The stock price of DISH Network Corp. (NASDAQ:DISH) lost around 2% to $56.19 in the open market Wednesday January 6th.
DISH started to slide after DISH Network Corp insider David K. Moskowitz sold 300,000 shares of the company’s stock, total value was $17,367,000 on Tuesday, December 29. The stock was sold at an average price of $57.89. Although there is slightly resilience from January 4th, DISH didn’t rebound instantly on Wednesday morning.
However, DISH changed its strategy and made over its Sling TV application by following popular online video services like Netflix Inc. Sling TV is a live, linear streaming over-the-top service, including 14 channels offered for a monthly subscription. DISH takes advantage of greeting users with popular shows instead of channels to appeal to their on-demand viewing preferences.
Furthermore, Sling TV will be closed to Spotify rather than Comcast, Sling TV Chief Executive Officer Roger Lynch said.

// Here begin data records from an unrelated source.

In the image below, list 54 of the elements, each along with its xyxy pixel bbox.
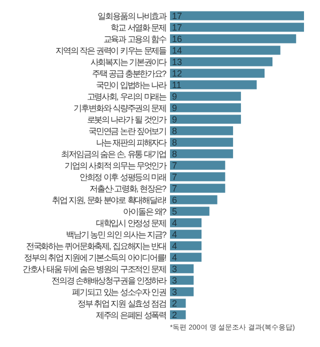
y-tick-label: 정부의 취업 지원에 기본소득의 아이디어를! [24,252,166,263]
data-label: 7 [172,172,178,182]
data-label: 7 [172,160,178,171]
data-label: 5 [172,206,178,217]
data-label: 4 [172,241,178,252]
data-label: 3 [172,287,178,298]
y-tick-label: 학교 서열화 문제 [110,22,166,33]
data-label: 2 [172,310,178,320]
data-label: 6 [172,195,178,206]
data-label: 17 [172,11,182,22]
data-label: 2 [172,298,178,309]
data-label: 17 [172,22,182,33]
y-tick-label: 나는 재판의 피해자다 [96,138,167,148]
data-label: 8 [172,138,178,148]
data-label: 4 [172,252,178,263]
y-tick-label: 국민이 입법하는 나라 [96,80,167,90]
data-label: 9 [172,114,178,125]
y-tick-label: 저출산·고령화, 현장은? [90,184,167,194]
y-tick-label: 취업 지원, 문화 분야로 확대해달라! [52,195,166,206]
y-tick-label: 주택 공급 충분한가요? [92,68,167,79]
data-label: 12 [172,68,182,79]
y-tick-label: 정부 취업 지원 실효성 점검 [78,298,166,309]
y-tick-label: 대학입시 안정성 문제 [96,218,166,228]
data-label: 9 [172,92,178,102]
y-tick-label: 안희정 이후 성평등의 미래 [79,172,166,182]
y-tick-label: 간호사 태움 뒤에 숨은 병원의 구조적인 문제 [22,264,166,274]
y-tick-label: 아이돌은 왜? [123,206,167,217]
y-tick-label: 전의경 손해배상청구권을 인정하라 [52,276,167,286]
y-tick-label: 사회복지는 기본권이다 [90,57,167,68]
data-label: 11 [172,80,182,90]
y-tick-label: 기업의 사회적 의무는 무엇인가 [64,160,167,171]
y-tick-label: 교육과 고용의 함수 [103,34,167,44]
data-label: 3 [172,264,178,274]
y-tick-label: 기후변화와 식량주권의 문제 [74,103,166,114]
y-tick-label: 국민연금 논란 짚어보기 [88,126,166,136]
y-tick-label: 전국화하는 퀴어문화축제, 집요해지는 반대 [26,241,166,252]
y-tick-label: 고령사회, 우리의 미래는 [86,92,167,102]
data-label: 9 [172,103,178,114]
data-label: 4 [172,230,178,240]
y-tick-label: 백남기 농민 의인 의사는 지금? [66,230,167,240]
data-label: 8 [172,149,178,160]
y-tick-label: 폐기되고 있는 성소수자 인권 [72,287,167,298]
y-tick-label: 최저임금의 숨은 손, 유통 대기업 [61,149,166,160]
data-label: 4 [172,218,178,228]
data-label: 13 [172,57,182,68]
y-tick-label: 제주의 은폐된 성폭력 [96,310,166,320]
y-tick-label: 로봇의 나라가 될 것인가 [86,114,167,125]
data-label: 3 [172,276,178,286]
data-label: 14 [172,46,182,56]
data-label: 7 [172,184,178,194]
y-tick-label: 지역의 작은 권력이 키우는 문제들 [55,46,167,56]
data-label: 16 [172,34,182,44]
y-tick-label: 일회용품의 나비효과 [98,11,167,22]
data-label: 8 [172,126,178,136]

As part of new look, DISH developed “on now”, a selection of live show and sports, and shows recommendation in accordance with users’ viewing habits.
DISH hope to follow the mainstream in nowadays and save its declined stock price by taking several strategies. Still, Sling has truly helped offset Dish’s satellite-TV subscriber losses. It seems to work by unveiling new look of Sling TV as company’s first step.